Las
calles eran las misma, estaban los mismos coches aparcados
consecutivamente como si de un acuerdo entre dueños se tratase. El
rocío de los cristales hacia que resultase complicado ver su
interior por lo que era más rico en posibilidades para imaginar
cuantos cuerpos podrían estar dándose amor en esos vehículos.
Las
farolas, la señora que cada mañana sacaba a pasear a su perro. Un
perro grande, juguetón, desesperado, que tiraba de ella como si
fuera al revés, como si él era el que la paseaba a ella.
Yo, mi
pelo, mis ojeras mañaneras, mi mala hostia seguían siendo las
habituales. Pero había algo que era diferente.
De la
rapidez con la que vivía no me había dado cuenta de todo lo
anterior, pero hoy, quiero pensar que era lo cotidiano eso que mis
ojos captaban.
Esta vez
iba despacio, observando, tranquila, calculadora, hasta que me tope
con esa sonrisa que me paro la vida, o por lo menos, el rumbo al que
me dirigía, pero ¿por qué me resultaba familiar.?
Quizá
también me la cruzaba a diario pero no me había percatado de ella.
Mis ojos decidieron por si solos recorrer su cara, subir lentamente,
hasta que entonces los vi, tenia que haberlo evitado pero no pude, no
lo hice, y ahí estaban, esos ojos verdes, grandes, llenos de cosas
que contarme.
Me
miraba como si hace mucho tiempo hubiéramos firmado un contrato de
felicidad mutua.

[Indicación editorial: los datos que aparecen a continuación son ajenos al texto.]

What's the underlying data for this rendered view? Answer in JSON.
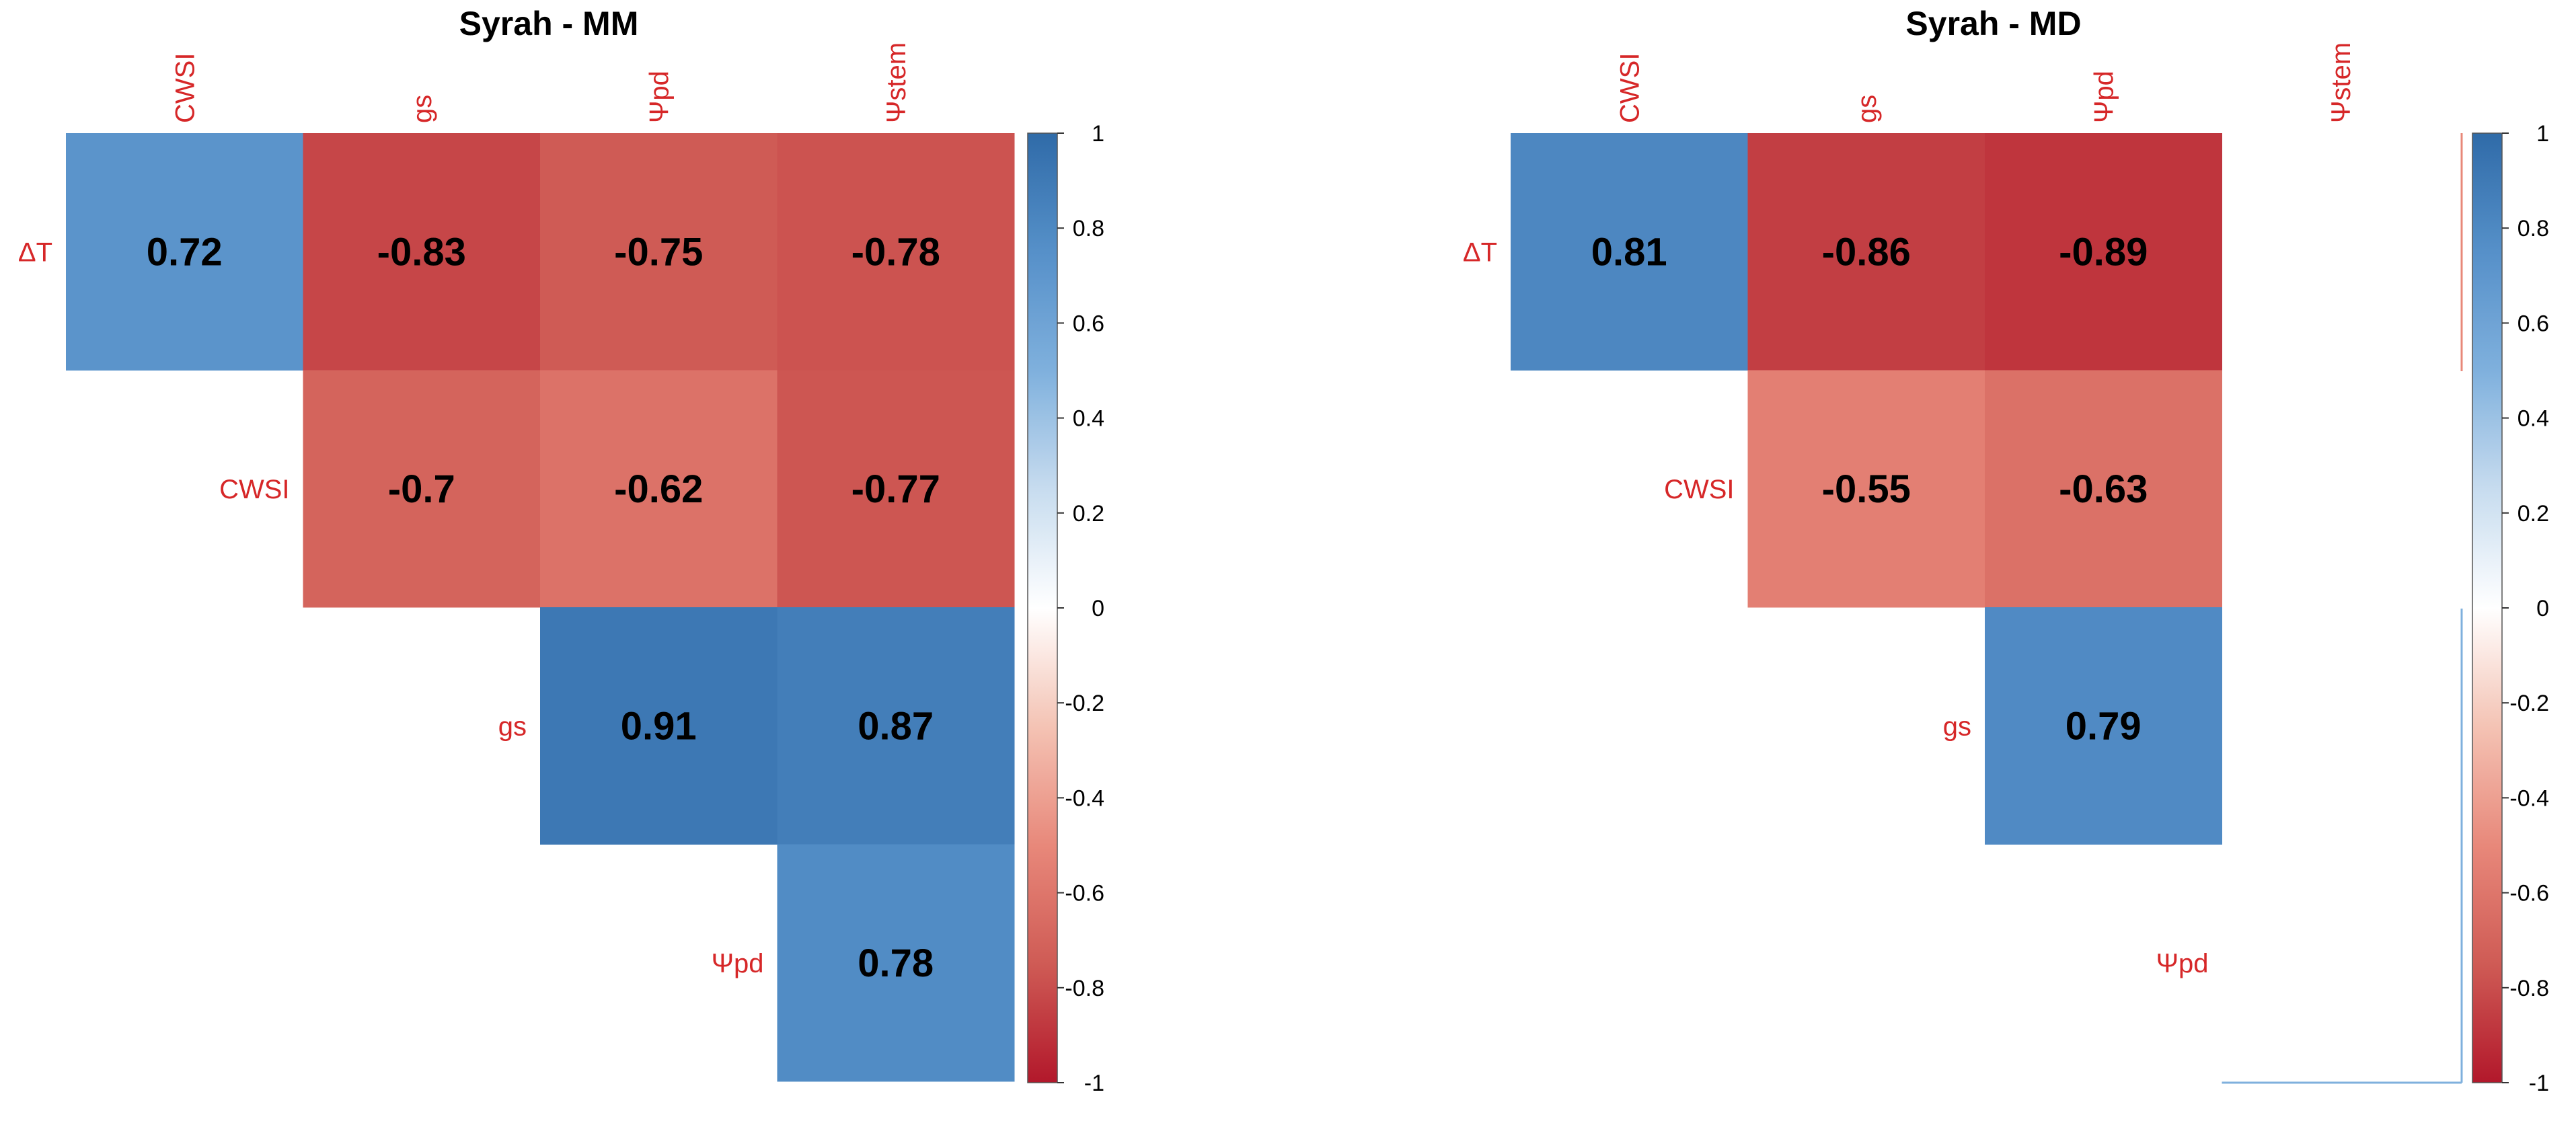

Sus ojos verdes, justo esos ojos fueron los que mi subconsciente seleccionó para hacerme sentir lo que era vivir
despacio, para disfrutar cada segundo, para perderme en ellos.
Son las
ocho de la mañana, el sol ya ha salido, reluce más de lo habitual,
ahora solo quedan horas para que vuelva a amanecer, seguiré el mismo
procedimiento para asesorarme que la próxima vez sea tu mano la que
se tienda ante la mía, pero ten cuidado, porque justo en ese momento
corres el riesgo de que no quiera soltarla más.